JavaOne 2008 - Composite Application Design Patterns
May 9, 2008 Java No CommentsThe session “Composite Application Design Patterns” was presented by Jurgen Opgenorth and Patrick Zimmer of SAP AG.
This session was excellent. Opgenorth and Zimmer discussed common problems that occur when designing composite (i.e. SOA-based) applications, and their solutions. They defined a pattern by explaining the problem, providing the solution, and listing the consequences of that solution. The slides will be beneficial for this session, and will be posted when they become available. I will list the patterns, but not go into any detail on how they were solved.
- Global Data Types: Web services are auto-generated from existing code, data types are arbitrarily defined making it hard to maintain consistency in data mapping.

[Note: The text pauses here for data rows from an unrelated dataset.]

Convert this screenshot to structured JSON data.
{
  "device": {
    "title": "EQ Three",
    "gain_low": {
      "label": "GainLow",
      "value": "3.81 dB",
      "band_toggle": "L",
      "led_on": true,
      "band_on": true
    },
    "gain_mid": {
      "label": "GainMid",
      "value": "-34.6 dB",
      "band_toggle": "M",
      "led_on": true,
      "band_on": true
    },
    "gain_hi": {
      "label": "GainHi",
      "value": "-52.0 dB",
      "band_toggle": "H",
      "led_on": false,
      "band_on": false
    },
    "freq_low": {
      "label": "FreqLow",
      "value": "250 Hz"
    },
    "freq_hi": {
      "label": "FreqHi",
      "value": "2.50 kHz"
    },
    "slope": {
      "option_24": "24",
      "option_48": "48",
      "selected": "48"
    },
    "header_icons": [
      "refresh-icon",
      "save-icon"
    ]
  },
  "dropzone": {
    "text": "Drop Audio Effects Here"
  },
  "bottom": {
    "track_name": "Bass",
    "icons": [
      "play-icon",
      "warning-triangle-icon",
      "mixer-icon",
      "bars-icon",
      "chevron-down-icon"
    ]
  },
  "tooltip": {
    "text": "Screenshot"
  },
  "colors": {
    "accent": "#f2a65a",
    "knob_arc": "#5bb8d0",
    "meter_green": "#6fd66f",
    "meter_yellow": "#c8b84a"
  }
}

- Compensation Service: Enterprise services are stateless and atomic. Transactional rollbacks are impossible.
- Check Service: Related to the compensation service. There is no way to determine whether a service completed successfully before continuing.
- Service Adaptation: Services are business driven, not consumer driven and may be too complex for th user interface. The data they contain may need trimmed, filtered, sorted, or flattened before it’s usable.
- Back-End Abstraction Layer: Certain pieces of a service may be used in many other services a change in that piece causes many services to be affected.
- Object Work List: A User needs the ability to do searches with criteria outside of the normal built-in searches.
- Wizard UI: A series of sequential steps executed in one “go”.
- Delayed Write Operation: A persistence of data cannot occur until some other step completes. Writing first may cause the data to be in an inconsistent state.
- Externalized Rules: Business rules change more frequently and are used in many processes.